Pour chaque hydravion, création de 5 emplois et 150M F.CFP de retombées économiques, dont 25M de rentrées fiscales directes.

Tahiti Seaplanes prévoit de former ses propres pilotes pour son expansion future dans le vivier des pilotes polynésiens grâce à son activité de formation.

Hydrosurfaces

Une hydrosurface est la partie d’un plan d’eau servant à décoller et amerrir en hydravion. C’est l’équivalent de la piste en dur d’un aéroport, à ceci près qu’elle n’est ni réservée, ni balisée.

La réglementation française, transposée quasiment à l’identique en Polynésie Française, est très limitative sur la liberté de poser un hydravion sur un plan d’eau. Chaque hydrosurface doit être agréée.
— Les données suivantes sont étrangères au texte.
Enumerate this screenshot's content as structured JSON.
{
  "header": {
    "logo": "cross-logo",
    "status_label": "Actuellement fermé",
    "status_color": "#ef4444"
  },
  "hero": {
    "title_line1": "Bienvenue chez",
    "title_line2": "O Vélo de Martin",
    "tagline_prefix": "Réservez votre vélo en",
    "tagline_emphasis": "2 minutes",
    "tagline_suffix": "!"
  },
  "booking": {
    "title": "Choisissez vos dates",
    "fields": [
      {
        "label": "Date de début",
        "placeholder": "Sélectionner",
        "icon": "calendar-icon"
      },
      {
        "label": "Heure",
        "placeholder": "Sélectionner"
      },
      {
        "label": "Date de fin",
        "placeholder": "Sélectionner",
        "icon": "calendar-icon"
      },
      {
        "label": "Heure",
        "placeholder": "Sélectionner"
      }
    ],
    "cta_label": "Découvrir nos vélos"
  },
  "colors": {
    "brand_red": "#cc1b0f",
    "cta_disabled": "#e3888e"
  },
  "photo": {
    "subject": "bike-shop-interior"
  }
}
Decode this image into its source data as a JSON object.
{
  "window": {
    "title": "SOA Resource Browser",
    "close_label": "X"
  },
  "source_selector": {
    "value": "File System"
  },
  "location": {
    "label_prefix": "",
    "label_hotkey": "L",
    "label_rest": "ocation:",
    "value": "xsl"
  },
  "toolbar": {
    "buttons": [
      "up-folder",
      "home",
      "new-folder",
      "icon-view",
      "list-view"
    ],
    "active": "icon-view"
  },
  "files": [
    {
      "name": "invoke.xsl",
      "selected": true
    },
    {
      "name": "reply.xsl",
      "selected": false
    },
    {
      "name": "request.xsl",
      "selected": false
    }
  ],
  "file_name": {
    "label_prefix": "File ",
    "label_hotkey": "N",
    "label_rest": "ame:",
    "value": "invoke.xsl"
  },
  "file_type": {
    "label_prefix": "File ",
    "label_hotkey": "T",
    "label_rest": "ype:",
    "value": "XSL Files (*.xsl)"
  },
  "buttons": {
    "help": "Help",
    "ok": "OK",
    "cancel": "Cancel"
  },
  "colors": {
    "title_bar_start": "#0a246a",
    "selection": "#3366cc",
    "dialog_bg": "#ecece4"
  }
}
A l’heure actuelle, une seule hydrosurface est agréée dans les Îles du Vent, au niveau de la pointe sud de Moorea. Plusieurs autres font l’objet de demande d’agrément sur Tahiti et Moorea.

Hydrosurfaces Moorea et Faa’a
Hydrosurfaces de la Presqu’île

Or, les Plans de Gestion de l’Espace Maritime et la peur de la coexistence hydravions-bateaux ont déjà poussé les autorités à refuser d’agréer des hydrosurfaces à Bora-Bora notamment. La menace est donc que les hydrosurfaces les plus stratégiques ne soient pas accordées.

Arthur Cottrel le certifie, l’existence des hydrosurfaces ne perturbera en rien les usagers habituels du lagon : “Le principe de fonctionnement de l’hydravion, est que d’une part les hydrosurfaces ne sont ni réservées, ni balisées, et que d’autre part nous cédons toujours la priorité aux autres utilisateurs du lagon. La seule matérialisation de l’hydrosurface est sa mention sur la carte marine. Donc, si un vaa’a, ou un pêcheur, occupe l’hydrosurface alors que nous approchons, nous patientons, voire nous déroutons vers l’aéroport.” Cela signifie en pratique qu’un hydravion n’amerrit pas ou ne décolle pas s’il y a une possibilité que sa trajectoire rentre en conflit avec celle d’une autre embarcation. La vue d’ensemble qu’a le pilote depuis les airs lui permet d’évaluer le trafic sur l’eau et il s’attend à ce que les autres embarcations ne soient pas conscientes de sa présence.

“Les pêcheurs n’ont absolument rien à modifier à leurs habitudes. Par ailleurs, il ne faut pas oublier que nous ne serons tout simplement pas capables de produire plus de quelques vols chaque jour, donc on n’utilisera pas les hydrosurfaces plus de 3 minutes par jour. Personne n’a à s’inquiéter de voir un ballet aérien sur les lagons.”

Il n’existe aucune monopolisation du lagon : pas de bouée dans l’eau, c’est le pilote qui adapte sa trajectoire aux bateaux, nageurs,…

Sécurité

Arthur Cottrel : “En tant que compagnie aérienne, Tahiti Seaplanes sait que la sécurité des vols n’est pas une option et prime sur toute autre considération.”

Lors de la décision de décoller ou d’amerrir sur un plan d’eau, le pilote évalue si les conditions de sécurité sont réunies. Pour cela, les pilotes utilisent une procédure spéciale, qui consiste à effectuer un ou plusieurs passages de reconnaissance au dessus de la zone d’amerrissage envisagée. Cette procédure sert à s’assurer qu’il n’y a pas d’obstacle ou d’objet flottant sur la surface, et vise également à avertir les autres usagers de l’amerrissage et de son axe.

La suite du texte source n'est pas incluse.